Retailer shifts in strategies toward more profitable duty-free business models in both South Korea and Mainland China [a reference to the move away from a reliance on the bulk daigou business referred to above] led to lower replenishment orders.
But the US beauty powerhouse said it had delivered “strategic progress”, and affirmed its fiscal 2026 outlook to restore positive sales growth and enhance operating profitability {we will bring you full analysis, including a close look at travel retail performance, after tonight’s earnings call}.
In a key development beginning with the fiscal 2026 first quarter,ELC will be reporting its fiscal 2026 and comparable fiscal 2025 results by geographic region under a new regional structure.

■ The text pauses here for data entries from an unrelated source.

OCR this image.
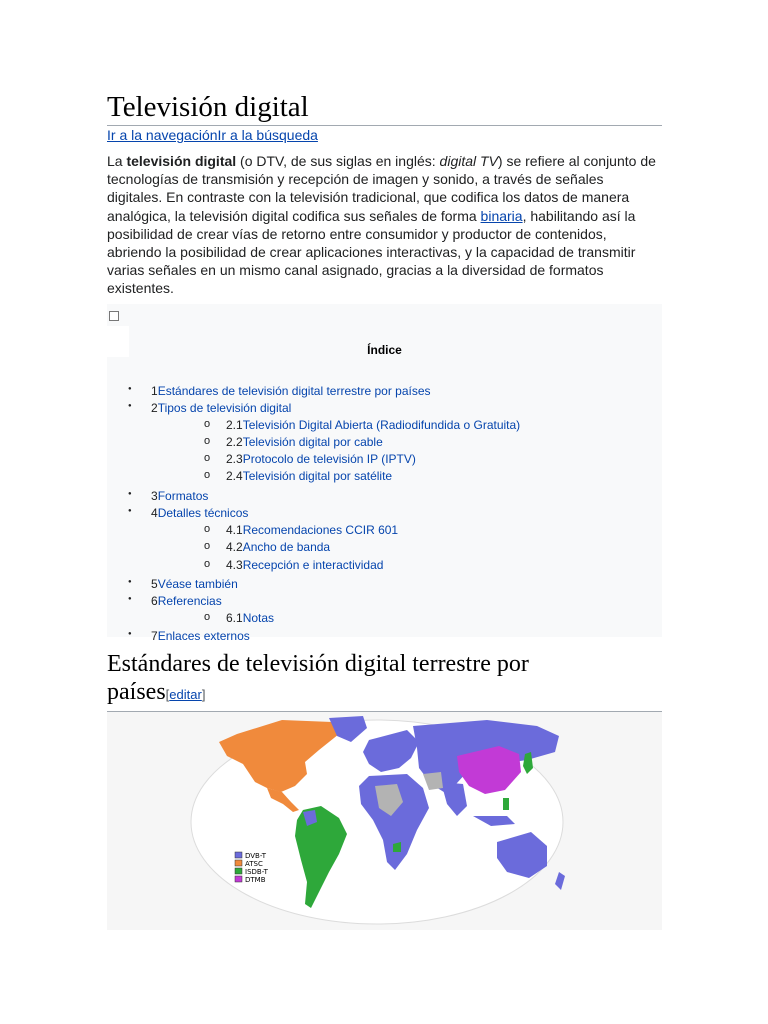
Televisión digital
Ir a la navegaciónIr a la búsqueda
La televisión digital (o DTV, de sus siglas en inglés: digital TV) se refiere al conjunto de tecnologías de transmisión y recepción de imagen y sonido, a través de señales digitales. En contraste con la televisión tradicional, que codifica los datos de manera analógica, la televisión digital codifica sus señales de forma binaria, habilitando así la posibilidad de crear vías de retorno entre consumidor y productor de contenidos, abriendo la posibilidad de crear aplicaciones interactivas, y la capacidad de transmitir varias señales en un mismo canal asignado, gracias a la diversidad de formatos existentes.
Índice
● 1Estándares de televisión digital terrestre por países
● 2Tipos de televisión digital
o 2.1Televisión Digital Abierta (Radiodifundida o Gratuita)
o 2.2Televisión digital por cable
o 2.3Protocolo de televisión IP (IPTV)
o 2.4Televisión digital por satélite
● 3Formatos
● 4Detalles técnicos
o 4.1Recomendaciones CCIR 601
o 4.2Ancho de banda
o 4.3Recepción e interactividad
● 5Véase también
● 6Referencias
o 6.1Notas
● 7Enlaces externos
Estándares de televisión digital terrestre por
países[editar]
DVB-T
ATSC
ISDB-T
DTMB
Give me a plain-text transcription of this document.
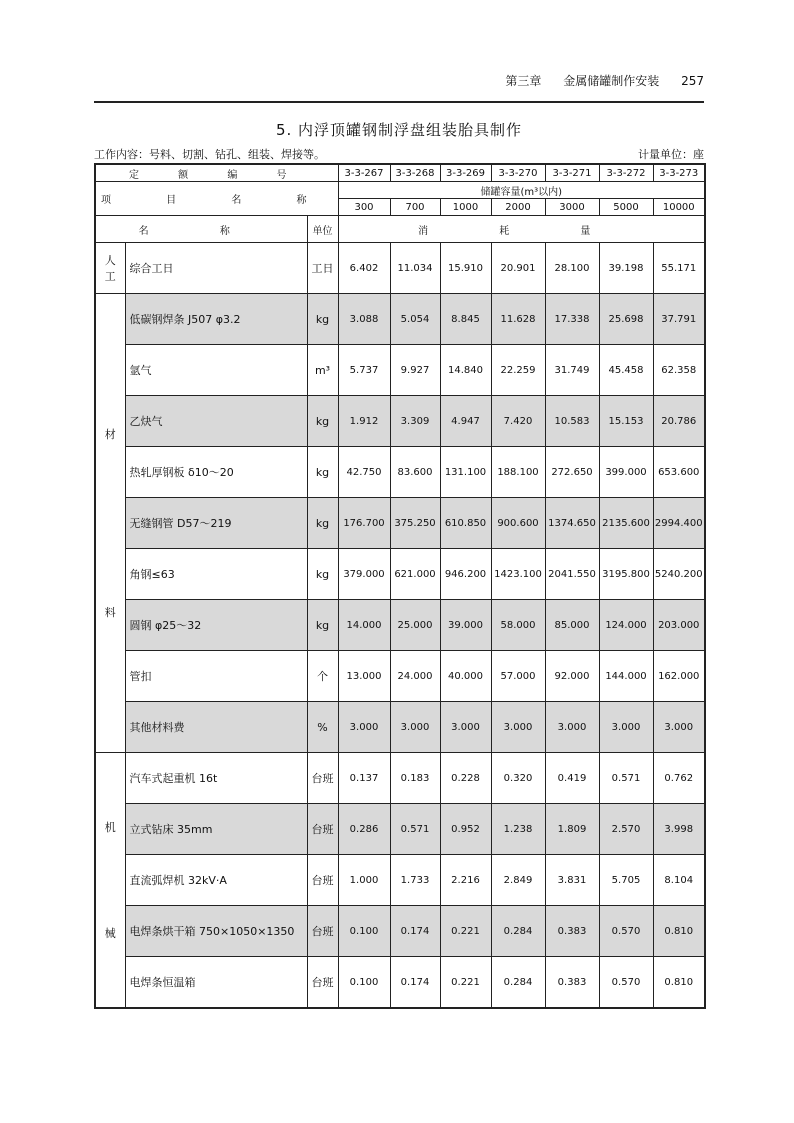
第三章 金属储罐制作安装 257
5. 内浮顶罐钢制浮盘组装胎具制作
工作内容：号料、切割、钻孔、组装、焊接等。	计量单位：座
定 额 编 号			3-3-267	3-3-268	3-3-269	3-3-270	3-3-271	3-3-272	3-3-273
项 目 名 称			储罐容量(m³以内)						
			300	700	1000	2000	3000	5000	10000
名 称		单位	消 耗 量						

人
工	综合工日	工日	6.402	11.034	15.910	20.901	28.100	39.198	55.171

材
料	低碳钢焊条 J507 φ3.2	kg	3.088	5.054	8.845	11.628	17.338	25.698	37.791
	氩气	m³	5.737	9.927	14.840	22.259	31.749	45.458	62.358
	乙炔气	kg	1.912	3.309	4.947	7.420	10.583	15.153	20.786
	热轧厚钢板 δ10～20	kg	42.750	83.600	131.100	188.100	272.650	399.000	653.600
	无缝钢管 D57～219	kg	176.700	375.250	610.850	900.600	1374.650	2135.600	2994.400
	角钢≤63	kg	379.000	621.000	946.200	1423.100	2041.550	3195.800	5240.200
	圆钢 φ25～32	kg	14.000	25.000	39.000	58.000	85.000	124.000	203.000
	管扣	个	13.000	24.000	40.000	57.000	92.000	144.000	162.000
	其他材料费	%	3.000	3.000	3.000	3.000	3.000	3.000	3.000

机
械	汽车式起重机 16t	台班	0.137	0.183	0.228	0.320	0.419	0.571	0.762
	立式钻床 35mm	台班	0.286	0.571	0.952	1.238	1.809	2.570	3.998
	直流弧焊机 32kV·A	台班	1.000	1.733	2.216	2.849	3.831	5.705	8.104
	电焊条烘干箱 750×1050×1350	台班	0.100	0.174	0.221	0.284	0.383	0.570	0.810
	电焊条恒温箱	台班	0.100	0.174	0.221	0.284	0.383	0.570	0.810
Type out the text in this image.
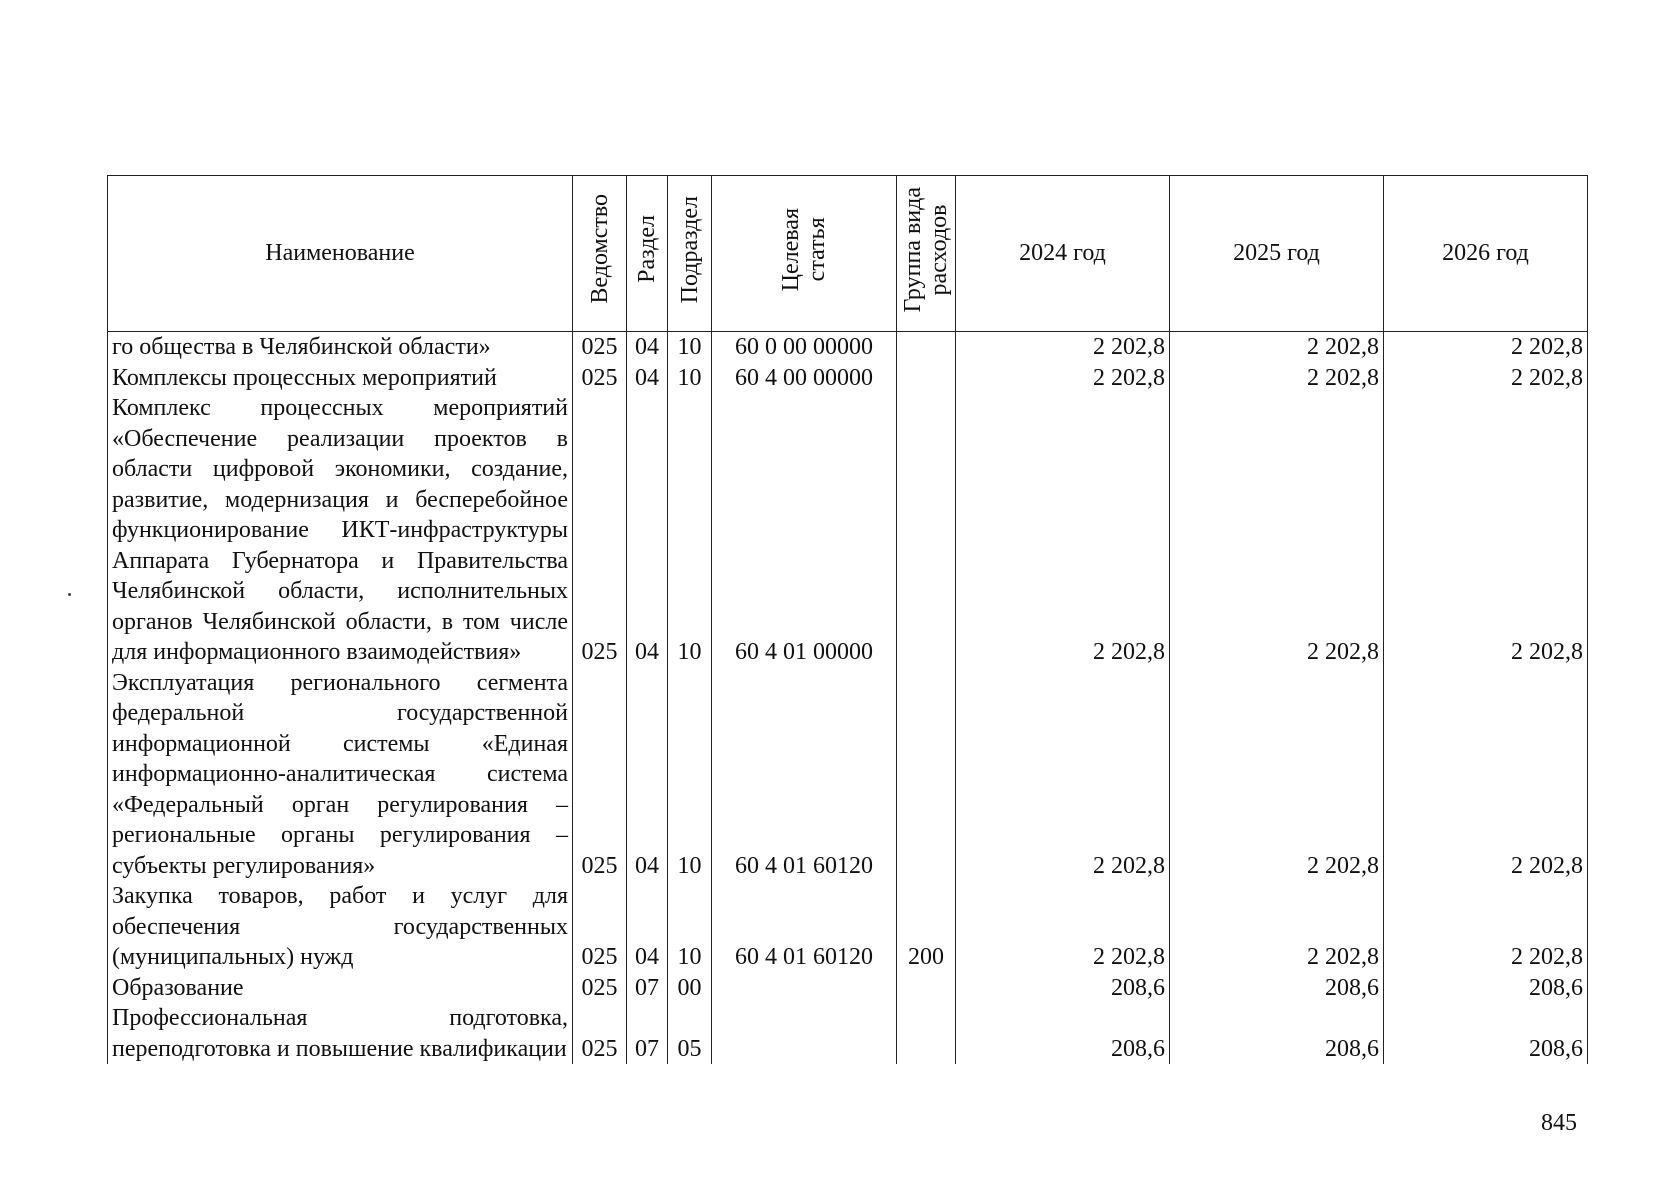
Наименование	Ведомство	Раздел	Подраздел	Целевая статья	Группа вида расходов	2024 год	2025 год	2026 год
го общества в Челябинской области»	025	04	10	60 0 00 00000		2 202,8	2 202,8	2 202,8
Комплексы процессных мероприятий	025	04	10	60 4 00 00000		2 202,8	2 202,8	2 202,8
Комплекс процессных мероприятий «Обеспечение реализации проектов в области цифровой экономики, создание, развитие, модернизация и бесперебойное функционирование ИКТ-инфраструктуры Аппарата Губернатора и Правительства Челябинской области, исполнительных органов Челябинской области, в том числе для информационного взаимодействия»	025	04	10	60 4 01 00000		2 202,8	2 202,8	2 202,8
Эксплуатация регионального сегмента федеральной государственной информационной системы «Единая информационно-аналитическая система «Федеральный орган регулирования – региональные органы регулирования – субъекты регулирования»	025	04	10	60 4 01 60120		2 202,8	2 202,8	2 202,8
Закупка товаров, работ и услуг для обеспечения государственных (муниципальных) нужд	025	04	10	60 4 01 60120	200	2 202,8	2 202,8	2 202,8
Образование	025	07	00			208,6	208,6	208,6
Профессиональная подготовка, переподготовка и повышение квалификации	025	07	05			208,6	208,6	208,6
845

The company’s four new geographic regions are:
- The Americas, including North America and Latin America
- Europe, the United Kingdom and Ireland and Emerging Markets (“EUKEM”), including the markets of the Company’s previously reported EMEA region, as well as the Southeast Asian Emerging Markets, which were previously reported in its Asia/Pacific region—Indonesia, Malaysia, the Philippines, Thailand, and Vietnam
- Asia/Pacific, including the company’s global travel retail business, which was previously reported in the EMEA region
- Mainland China, which was previously reported in the Company’s Asia/Pacific region, will now be reported as a separate region
President and CEO Stéphane de La Faverie said, “Having closed fiscal 2025 as expected, we remain wholly focused on continuing to execute our strategic vision of Beauty Reimagined with excellence.
“Despite continued volatility in the external environment, we embarked on fiscal 2026 with signs of momentum and confidence in our outlook to deliver organic sales growth this year after three years of declines and to begin rebuilding operating profitability in pursuit of a solid double-digit adjusted operating margin over the next few years.”

The group reported modestly encouraging progress in the key Mainland China market, where ELC share gains continued in fiscal Q4 2025 driven by every category and channel, led by La Mer and Tom Ford.
For the full year, the company also achieved share gains in every category across Mainland China, driven by La Mer and Le Labo.
The troubled Asian travel retail business (see factors mentioned above) drove a -12% year-on-year decline in skincare sales, primarily due to declines from Estée Lauder and La Mer.
Makeup sales (down -5% year-on-year) were also impact by the North Asia travel retail struggles. In particular, the Estée Lauder decrease, primarily driven by the decline in the face subcategory, reflected the challenges in Asia travel retail (despite sequential improvement in year-on-year net sales growth in the rest of the business in the fiscal 2025 fourth quarter).